Capa do Livro: Viagem à Terra do Brasil

Dos mais antigos estrangeiros que aportaram à Capitania do Espírito Santo, embora de passagem, creio podermos registrar o clérigo francês reformado Jean de Lèry. A sua preciosa narrativa cujo título, muito extenso, assim foi resumido: VIAGEM à TERRA DO BRASIL, publicada em primeira edição no ano de 1578 e bastante divulgada, tornou-se documentário da maior importância, imprescindível aos estudiosos da nossa história do primeiro século.

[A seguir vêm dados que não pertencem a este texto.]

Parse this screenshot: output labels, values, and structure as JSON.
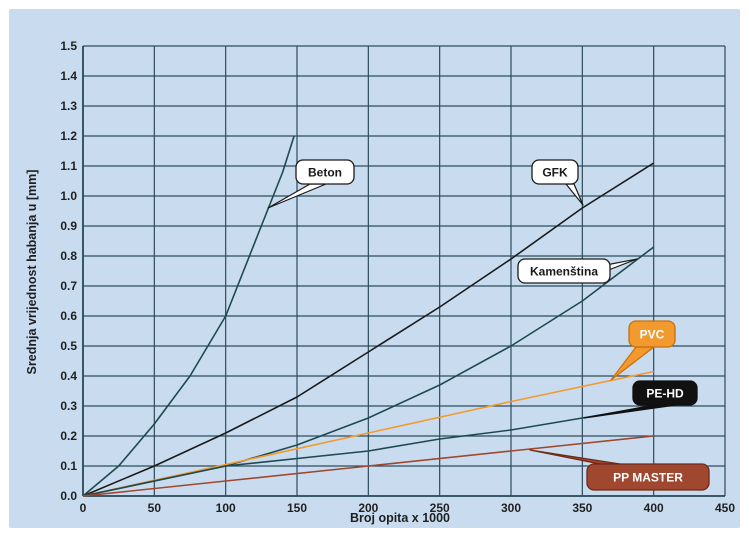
{
  "colors": {
    "background": "#c9dcef",
    "grid": "#2d4b5a",
    "dark_teal": "#1e4a4f",
    "black": "#1a1a1a",
    "pvc_orange": "#f39a2e",
    "pp_brown": "#a0472f",
    "callout_white": "#ffffff",
    "callout_black": "#111111"
  },
  "chart_data": {
    "type": "line",
    "xlabel": "Broj opita x 1000",
    "ylabel": "Srednja vrijednost habanja u [mm]",
    "xlim": [
      0,
      450
    ],
    "ylim": [
      0,
      1.5
    ],
    "x_ticks": [
      "0",
      "50",
      "100",
      "150",
      "200",
      "250",
      "300",
      "350",
      "400",
      "450"
    ],
    "y_ticks": [
      "0.0",
      "0.1",
      "0.2",
      "0.3",
      "0.4",
      "0.5",
      "0.6",
      "0.7",
      "0.8",
      "0.9",
      "1.0",
      "1.1",
      "1.2",
      "1.3",
      "1.4",
      "1.5"
    ],
    "grid": true,
    "series": [
      {
        "name": "Beton",
        "color": "#1e4a4f",
        "points": [
          [
            0,
            0
          ],
          [
            25,
            0.1
          ],
          [
            50,
            0.24
          ],
          [
            75,
            0.4
          ],
          [
            100,
            0.6
          ],
          [
            125,
            0.9
          ],
          [
            140,
            1.08
          ],
          [
            148,
            1.2
          ]
        ]
      },
      {
        "name": "GFK",
        "color": "#1a1a1a",
        "points": [
          [
            0,
            0
          ],
          [
            50,
            0.1
          ],
          [
            100,
            0.21
          ],
          [
            150,
            0.33
          ],
          [
            200,
            0.48
          ],
          [
            250,
            0.63
          ],
          [
            300,
            0.79
          ],
          [
            350,
            0.96
          ],
          [
            400,
            1.11
          ]
        ]
      },
      {
        "name": "Kamenština",
        "color": "#1e4a4f",
        "points": [
          [
            0,
            0
          ],
          [
            50,
            0.05
          ],
          [
            100,
            0.1
          ],
          [
            150,
            0.17
          ],
          [
            200,
            0.26
          ],
          [
            250,
            0.37
          ],
          [
            300,
            0.5
          ],
          [
            350,
            0.65
          ],
          [
            400,
            0.83
          ]
        ]
      },
      {
        "name": "PVC",
        "color": "#f39a2e",
        "points": [
          [
            0,
            0
          ],
          [
            100,
            0.105
          ],
          [
            200,
            0.21
          ],
          [
            300,
            0.315
          ],
          [
            400,
            0.415
          ]
        ]
      },
      {
        "name": "PE-HD",
        "color": "#1e4a4f",
        "points": [
          [
            0,
            0
          ],
          [
            100,
            0.1
          ],
          [
            200,
            0.15
          ],
          [
            250,
            0.19
          ],
          [
            300,
            0.22
          ],
          [
            350,
            0.26
          ],
          [
            400,
            0.3
          ]
        ]
      },
      {
        "name": "PP MASTER",
        "color": "#a0472f",
        "points": [
          [
            0,
            0
          ],
          [
            100,
            0.05
          ],
          [
            200,
            0.1
          ],
          [
            300,
            0.15
          ],
          [
            400,
            0.2
          ]
        ]
      }
    ],
    "callouts": [
      {
        "text": "Beton",
        "style": "white"
      },
      {
        "text": "GFK",
        "style": "white"
      },
      {
        "text": "Kamenština",
        "style": "white"
      },
      {
        "text": "PVC",
        "style": "orange"
      },
      {
        "text": "PE-HD",
        "style": "black"
      },
      {
        "text": "PP MASTER",
        "style": "brown"
      }
    ]
  }
}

Incorporado a uma comitiva de quatorze missionários que iriam auxiliar a Villegaignon na conquista da Guanabara, Jean de Lèry saiu da França a 20 de novembro de 1556. O GRANDE ROBERGE, no qual viajavam cento e vinte homens, pelas oito horas da manhã de 26 de fevereiro do ano seguinte, sob grande emoção de todos, se aproximava da costa espírito-santense. Era um lugar montanhoso, chamado pelos índios MARACAIAS, seus habitantes, de HUUASSÚ, nome que, na definição do tupinólogo Plínio Ayrosa, deve ser Y-UASSÚ ou Y-GUASÚ, rio grande, rio caudaloso.

No mesmo dia, o navio ancorou a meia légua daquele sítio. Dispararam-se alguns tiros nos canhões de bronze, para avisar aos índios, os quais logo se reuniram, em grande número, na praia.

O lugar que não foi identificado por nenhum dos marujos, mesmo aqueles que já haviam estado na costa brasileira, seria um aldeamento de tupiniquins, na embocadura do rio Santa Cruz, onde se encontrava o melhor pau-brasil da região segundo afirmaram uns dois ou três índios velhos, mais notáveis da tribo.

Apesar da inimizade dos MARACAIÁS aos franceses, o mestre do navio, João Humbert, experimentado piloto do porto de Honfleur, que conhecia um pouco o tupi, desceu no escaler com alguns marinheiros, indo ao encontro dos selvagens. Mas, temendo se tornarem prisioneiros, ficaram a boa distância, gritando e acenando os presentes de facas, espelhos, pentes e outros. Acabaram por se acercar dos índios, que mostravam intenção pacífica. Assim, foi possível conseguirem farinha de mandioca, carne de anta ou capivara e frutas, ali-mentos que, embora estranhos ao paladar, lhes pareceram muito saborosos.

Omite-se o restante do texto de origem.